Less visible but vitally important, Biden has also selected Brenda Mallory, the director of regulatory policy at the Southern Environmental Law Center and an Obama administration veteran, to run the White House Council on Environmental Quality (CEQ). The CEQ is charged with making sure federal agencies comply with the National Environmental Policy Act (NEPA) so that proposed infrastructure projects undergo rigorous scientific review for their potential environmental harms. One of the final acts of the last administration was to severely limit NEPA's time and scope of reviews and relieve agencies of factoring in the effect of projects on climate change.

Mallory was general counsel at the CEQ in the Obama administration and helped craft many of its environmental proposals, including establishing the Bears Ears National Monument. She would be the first Black person to lead the council. She was a member of the steering committee of the Climate 21 Project, organized by former government environmental officials and university environmental policy experts to propose actions the Biden administration can take to restore the global leadership on climate change.

"The next administration will need to act quickly to confront four crises simultaneously: The COVID-19 pandemic, economic devastation, racial injustice, and the accelerating threats of climate change," the project said. "Climate should be fully integrated into economic, racial justice, and foreign policy, national security, trade and other areas of the president's agenda."

If that happens, it will help institutionalize the influence of the environmental justice movement in our priorities about air and water pollution policies and likely help solidify the next generation at the ballot box as well. For too long, the voice of environmental justice has waxed and waned with the political winds. In 1994, President Clinton ordered that the impact of federal actions must factor in their impact on low-income communities and communities of color. That focus faded under President George W. Bush, received a boost under President Obama, and then was trashed by the Trump administration.

Perhaps the viciousness of the past administration's systematic attack on environmental protections, combined with the outrage over systemic racism in policing and the systemic racism in environmental justice and health care laid bare by the COVID-19 pandemic finally created the transformation we are witnessing, led by voters who see clearly that these issues are all connected. The potential for connection throughout federal agencies increased even more with Biden's selection of Merrick Garland for attorney general.

Garland is best known for having his Supreme Court nomination blocked by Senate Majority Leader Mitch McConnell. But Garland has a strong track record in the federal appeals court of ruling in favor of stronger ozone and air particulate laws, and EPA's authority to regulate them. Garland will take over a Justice Department where Biden has pledged to add an environmental and climate division to prosecute pollution of communities, including legacy pollution, "to make communities safe, healthy, and whole."

Such a heightened pledge of environmental protection is welcome to activists such as Tina Johnson, director of the National Black Environmental Justice Network.
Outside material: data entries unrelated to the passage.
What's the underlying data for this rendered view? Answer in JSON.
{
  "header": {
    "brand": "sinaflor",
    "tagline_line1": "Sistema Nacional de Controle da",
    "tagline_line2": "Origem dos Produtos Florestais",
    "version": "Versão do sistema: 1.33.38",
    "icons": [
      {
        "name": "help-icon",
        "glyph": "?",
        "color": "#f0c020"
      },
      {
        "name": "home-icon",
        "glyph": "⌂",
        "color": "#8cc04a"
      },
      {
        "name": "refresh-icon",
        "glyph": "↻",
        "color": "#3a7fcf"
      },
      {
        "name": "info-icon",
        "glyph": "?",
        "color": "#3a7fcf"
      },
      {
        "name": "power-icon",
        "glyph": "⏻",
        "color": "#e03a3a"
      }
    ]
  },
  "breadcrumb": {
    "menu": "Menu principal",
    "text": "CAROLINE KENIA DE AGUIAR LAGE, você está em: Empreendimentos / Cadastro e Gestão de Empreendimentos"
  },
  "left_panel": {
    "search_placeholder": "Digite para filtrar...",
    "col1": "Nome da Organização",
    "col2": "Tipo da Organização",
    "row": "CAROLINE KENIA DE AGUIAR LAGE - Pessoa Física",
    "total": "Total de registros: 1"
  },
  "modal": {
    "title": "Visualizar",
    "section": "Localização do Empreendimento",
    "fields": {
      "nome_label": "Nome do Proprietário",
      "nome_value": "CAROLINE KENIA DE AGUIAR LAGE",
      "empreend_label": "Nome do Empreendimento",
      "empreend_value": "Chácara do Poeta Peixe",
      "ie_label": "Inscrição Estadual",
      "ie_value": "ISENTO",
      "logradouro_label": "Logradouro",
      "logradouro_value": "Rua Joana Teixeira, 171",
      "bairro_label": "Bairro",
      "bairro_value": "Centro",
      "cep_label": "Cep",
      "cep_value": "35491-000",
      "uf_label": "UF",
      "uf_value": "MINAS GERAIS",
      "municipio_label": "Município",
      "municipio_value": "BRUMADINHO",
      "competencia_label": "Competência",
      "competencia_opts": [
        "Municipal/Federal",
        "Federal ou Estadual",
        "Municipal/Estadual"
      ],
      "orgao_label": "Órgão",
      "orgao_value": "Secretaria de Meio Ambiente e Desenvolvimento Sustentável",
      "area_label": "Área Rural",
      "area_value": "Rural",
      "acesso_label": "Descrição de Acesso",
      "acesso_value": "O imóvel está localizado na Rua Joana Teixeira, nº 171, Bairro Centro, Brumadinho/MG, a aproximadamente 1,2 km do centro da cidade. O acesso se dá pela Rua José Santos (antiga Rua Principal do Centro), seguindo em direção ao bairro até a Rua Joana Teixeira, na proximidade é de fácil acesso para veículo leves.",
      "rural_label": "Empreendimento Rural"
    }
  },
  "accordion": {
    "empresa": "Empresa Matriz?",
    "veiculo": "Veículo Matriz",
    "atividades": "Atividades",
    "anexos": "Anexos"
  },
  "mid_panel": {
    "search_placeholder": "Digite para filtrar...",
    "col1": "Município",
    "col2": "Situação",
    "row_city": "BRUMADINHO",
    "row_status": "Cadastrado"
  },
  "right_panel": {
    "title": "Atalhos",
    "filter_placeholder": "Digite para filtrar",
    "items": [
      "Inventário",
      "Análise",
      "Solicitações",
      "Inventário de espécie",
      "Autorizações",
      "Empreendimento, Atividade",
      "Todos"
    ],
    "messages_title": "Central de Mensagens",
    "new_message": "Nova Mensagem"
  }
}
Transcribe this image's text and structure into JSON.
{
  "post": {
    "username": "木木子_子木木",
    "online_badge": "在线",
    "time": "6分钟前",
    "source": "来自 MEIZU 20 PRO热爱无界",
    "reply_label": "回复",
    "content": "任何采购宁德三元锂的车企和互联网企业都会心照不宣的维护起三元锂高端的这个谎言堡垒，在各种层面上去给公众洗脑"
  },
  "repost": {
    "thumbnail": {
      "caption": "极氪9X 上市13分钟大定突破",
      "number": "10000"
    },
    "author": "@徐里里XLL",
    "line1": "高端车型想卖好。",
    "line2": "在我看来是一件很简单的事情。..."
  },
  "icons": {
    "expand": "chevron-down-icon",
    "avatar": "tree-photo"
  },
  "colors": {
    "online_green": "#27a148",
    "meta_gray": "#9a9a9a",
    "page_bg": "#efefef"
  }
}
She told the New York Times, "Equity and justice were on the ballot. . .I'm happy to hear those concerns, from the environmental justice perspective, have been heard."

Robert Bullard, the Texas Southern University professor who is considered the father of environmental justice and who recently received a "Champions of the Earth" lifetime achievement award, told the Washington Post that he is impressed with the number of Biden's cabinet nominees who "have seen what it's like on the other side, in terms of communities that have suffered. They have been fighting for justice. Now they are in a position to make change and make policy. That, to me, has the potential to be transformative."

Transformation would mean that the once lonely voice of environmental justice is no longer in the wilderness. To borrow from Vidaurre, it's very validating when the environmental justice community need not yell out to the wind. The chances are good it will have the backing of the federal government as never before.